I am not really a paranoid person but I certainly don’t enjoy the thought of travelling 500 miles an hour at 35,000 feet for ten hours – I certainly don’t want to linger on a topic of conversation about it. However, because I am me, and the ridiculous seems to haunt me, my airline-neighbour for the next ten hours was a first-time flyer and thus, terrified. Her feeling of terror manifested itself in many, many questions – mainly about the percentage of planes that ‘go down’. “I don’t think it’s that many”, I told her, quite confident in my answer. “Do you have any facts to support this answer?” she asked. What? I told her that regrettably I did not have any facts to back this up, other than you were more likely to be involved in a motor accident than a plane crash. This just prompted more questions. I began to wonder to myself what brand of crazy was sat next to me and soon found my answer when we began to experience some turbulence. She was crazy. She asked if she could hold my hand, because if this was the end, she wanted to feel loved. I no longer understood what was happening. “This is just turbulence, it will be over in a minute. No need to worry,” I assured her. “Do you have any facts to support this answer?” She asked again. Weighing up my options, I decided to just hold her hand and prayed for a swift change of circumstance – whichever came sooner, plummeting to my death or the turbulence ending. I no longer cared.
So, with the turbulence having ended, it was time to put a stop to this relationship. I informed Paranoia Penny that I would be going to sleep. Now, I am a good sleeper. It is how I have learnt to deal with intense periods of time where I am to remain still. I developed this skill mainly because I have the attention span of a toaster. I wonder why I was never diagnosed when I was a child as having attention deficit disorder. Anyway, in these remain-still-for-a-long-time situations, I have learned to cope. Like a real student of Darwin, I adapted the ‘evolve or die’ theory and nailed the ability to fall asleep pretty much wherever. It’s quite a gift really but generally annoys those around me. I am no co-pilot to a road trip. However, on this particular journey, I seemed to have lost my gift. No problem, I thought, as I reached into my handbag.
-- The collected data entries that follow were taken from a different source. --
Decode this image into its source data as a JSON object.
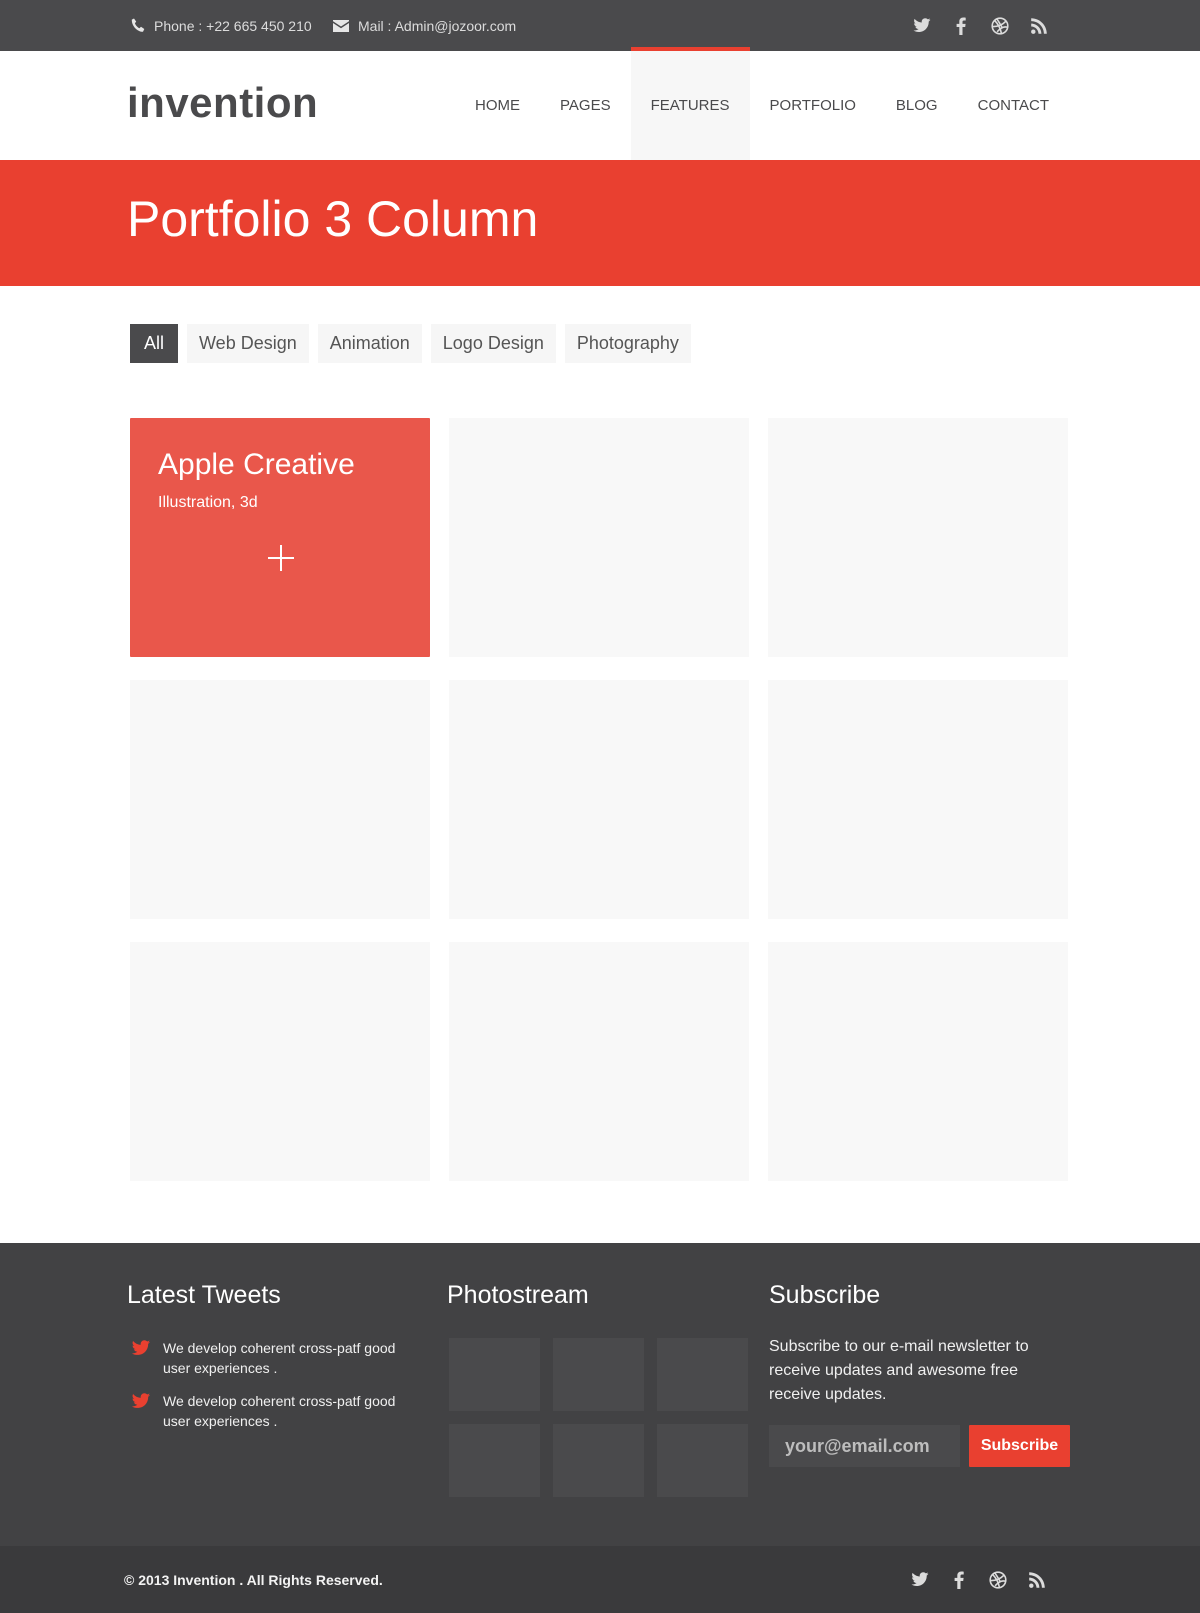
{
  "topbar": {
    "phone": "Phone : +22 665 450 210",
    "mail": "Mail : Admin@jozoor.com",
    "social_icons": [
      "twitter-icon",
      "facebook-icon",
      "dribbble-icon",
      "rss-icon"
    ]
  },
  "header": {
    "logo": "invention",
    "nav": [
      "HOME",
      "PAGES",
      "FEATURES",
      "PORTFOLIO",
      "BLOG",
      "CONTACT"
    ],
    "active_nav": "FEATURES"
  },
  "page": {
    "title": "Portfolio 3 Column"
  },
  "filters": {
    "items": [
      "All",
      "Web Design",
      "Animation",
      "Logo Design",
      "Photography"
    ],
    "active": "All"
  },
  "portfolio": {
    "featured": {
      "title": "Apple Creative",
      "subtitle": "Illustration, 3d"
    }
  },
  "footer": {
    "tweets": {
      "title": "Latest Tweets",
      "items": [
        "We develop coherent cross-patf good user experiences .",
        "We develop coherent cross-patf good user experiences ."
      ]
    },
    "photostream": {
      "title": "Photostream"
    },
    "subscribe": {
      "title": "Subscribe",
      "text": "Subscribe to our e-mail newsletter to receive updates and awesome free receive updates.",
      "placeholder": "your@email.com",
      "button": "Subscribe"
    }
  },
  "bottombar": {
    "copyright": "© 2013 Invention . All Rights Reserved."
  },
  "colors": {
    "accent": "#e94030",
    "dark": "#4a4a4c",
    "footer": "#424244",
    "bottom": "#3a3a3c"
  }
}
I remembered that my friend Dave (everyone has a dodgy mate called Dave) had given me some black market sleeping tablets form America for moments of emergency. This was an emergency. So, with a mouthful of wine (the safest way to take black market drugs) and pop of the pill, I was gone.
I was woken quite sharply to a rather damp crotch. Like, really soaking. It occurred to me in a moment of horror that I had wet myself. Stupid non-perscrition prescription sleeping tablet. Oh, the shame. Stupid dodgy Dave and his dodgy American pills. What were my choices? To sit in my own urine for the next…6 hours? I had no spare trousers. I could feel my face reddening in the dim lights of the cabin. I was a glow-worm.I spied a stewardess approaching me clutching a handful of tissues and looking like she might burst into tears. Maybe she had also wet herself. “Oh I am so sorry, I spilled a glass of water on you as I walked past with the trolley!” She squealed in a whispered voice (this is possible) as she patted my crotch in an awkward way. Oh thank GOD. So, prising the tissues from her, I soak up the excess water. Paranoid Penny wakes up. She looks at me with the tissues and the dampness and my glow-worm face. She draws the only conclusion possible. “Don’t be embarrassed,” she says, “I was also very frightened during the bumps.” Okay, wrong. End. Of. The. Stick. The more I protested, the more she brushed it off as ‘nothing to be embarrassed about’ and ‘it happens to us all’.
On the plus side, when we hit more turbulence, she didn’t want to hold my hand again.